Looking for a good inventory management + replenishment tool for Shopify & Amazon

I’m currently running a Shopify store and also selling on Amazon, and inventory management has started getting messy as we grow.

Right now I’m mainly looking for a tool that can handle both:

  • Inventory management across Shopify + Amazon

  • Inventory replenishment / restock planning

  • Low stock alerts and stocktaking would be helpful too

I’ve tried managing things manually and with spreadsheets, but it’s becoming difficult to keep stock accurate across channels and know when to reorder inventory.

Would love to know what tools other multi-channel sellers here are using and what’s actually working well for you. Any recommendations?

Can Shopify apps also handle Amazon at the same time? Or would just managing inventory on Shopify alone be enough to meet his needs?

We were still using spreadsheets for this last year and it got rough once Amazon started moving inventory faster. Half the problem was just not trusting the stock numbers anymore between channels, especially before reorders. A couple times we thought we had enough stock and then Amazon wiped it out overnight.

This is very common stage once store start scalling across channels. Manual tracking works up to a point, but Shopify + Amazon usually needs a centralized inventory system because stock mismatches and delayed reordering become expensive quickly.

From what you described, I’d separate the problem into two parts:

  • Inventory syns across channels → Shopify + Amazon Stock accuracy, low stock alerts, stocktakes etc.
  • Inventory planning → Forecasting demand and knowing how much to reorder.

For tools I’ve seen Cin7 work well when businesses need stronger operational control and multi-channel inventory syncing.

If replenishment forecasting is the bigger pain point, inventory planner is worth looking at become it focuses more on forecasting and purchasing decisions.

SkuVault is another option if stock accuracy and warehouse workflows are becomming difficult.

If this was helpful, don’t forget to like it and mark as Solution.

Good breakdown on the sync vs planning split.

Once Amazon is in the mix, I’ve found the harder issue is usually that FBA demand and Shopify demand behave differently enough that blended forecasting starts to break down.

Are you mostly FBA, FBM, or split, and do you forecast them separately or together right now?

You can try Sumtracker, it provides all the features that you are asking for plus many more features like PO management, supplier management, stock transfer and adjustment, all in one place.

I have checked Cin7 and it is just too pricey for us at this stage. I looked at Skuvault (I think it’s linnworks now?) is more for warehouse operations and it has feature we don’t require at all. I want a simpler tool not some heavy one. Thanks for you time tho mate:)

@robbiekt We are Fba for now

There are a lot of tools that handle both Shopify and Amazon as I’m trying different tools now but yes finding the right one is the problem because most of these are too pricey

Price wise it looks good

Have you not tried Stock Sync, Sumtracker or Zoho Inventory yet?

This is the simpler solution rather than just rely on heavy loaded products.

Nventory handles exactly this - real-time Shopify + Amazon sync, low stock alerts, and restock planning in one place. Worth a look before it becomes a bigger headache.

A method that I see quite a few multi channel sore owners using is automating the syncing of inventory from each channel into a single spreadsheet or BigQuery data set. You can either use the raw data, or create a dashboard based on this data in Looker Studio / Power BI (pretty simple and very cost effective. Look into apps like SyncRange, SuperMetrics etc. to connect that data.
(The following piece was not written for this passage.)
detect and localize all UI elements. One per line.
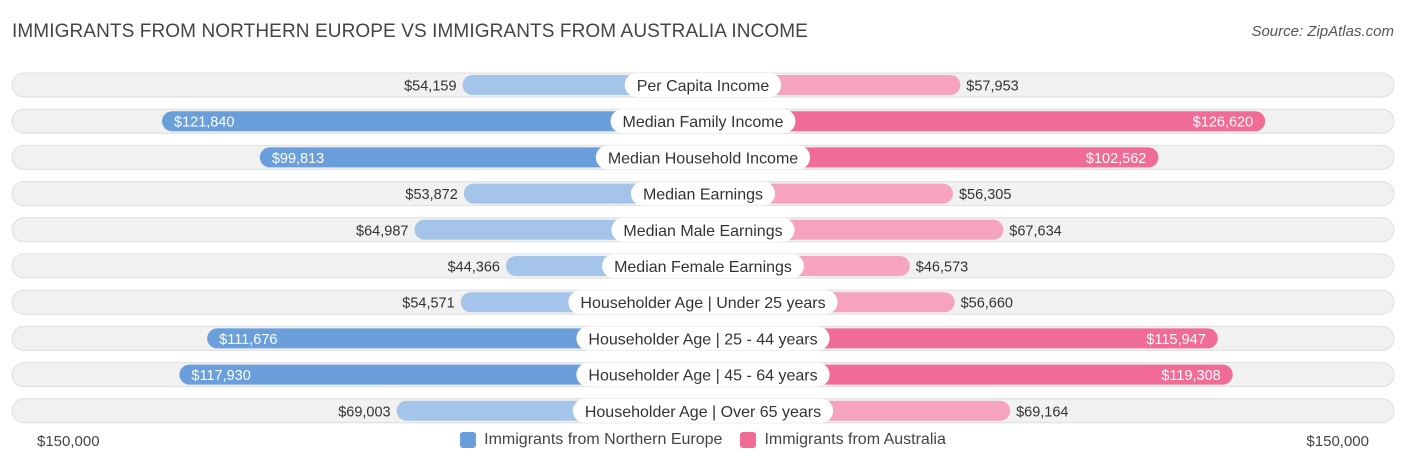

once you’re selling on both shopify and amazon, spreadsheets fall apart fast because by the time you update one channel the other is already out of sync. that’s basically the number one complaint i see from people managing multichannel.

for shopify + amazon specifically, look at Inventory Planner or the Marketplace Connect app. the key thing is making sure it does real-time sync between channels, not batch updates, because overselling on amazon when shopify already sold the last unit is a nightmare to fix. also make sure whatever you pick handles reorder points per channel separately since your velocity on amazon vs your own store will be totally different.

Hey @woysanstore , have you considered a “Ghost App” approach? If the core value is mainly moving and syncing data seamlessly, the best app might actually be no app at all. Instead of building and maintaining a frontend, everything happens entirely in the backend via APIs. It completely removes the friction of user downloads and App Store approvals, leaving you with a seamless background sync.

As a junior dev shipping, I’m really curious to get some insights on this from both sides. Merchants, would you trust an app that has no visible interface? And devs, what are the biggest technical or scaling challenges you’ve run into when handling syncing entirely in the backend?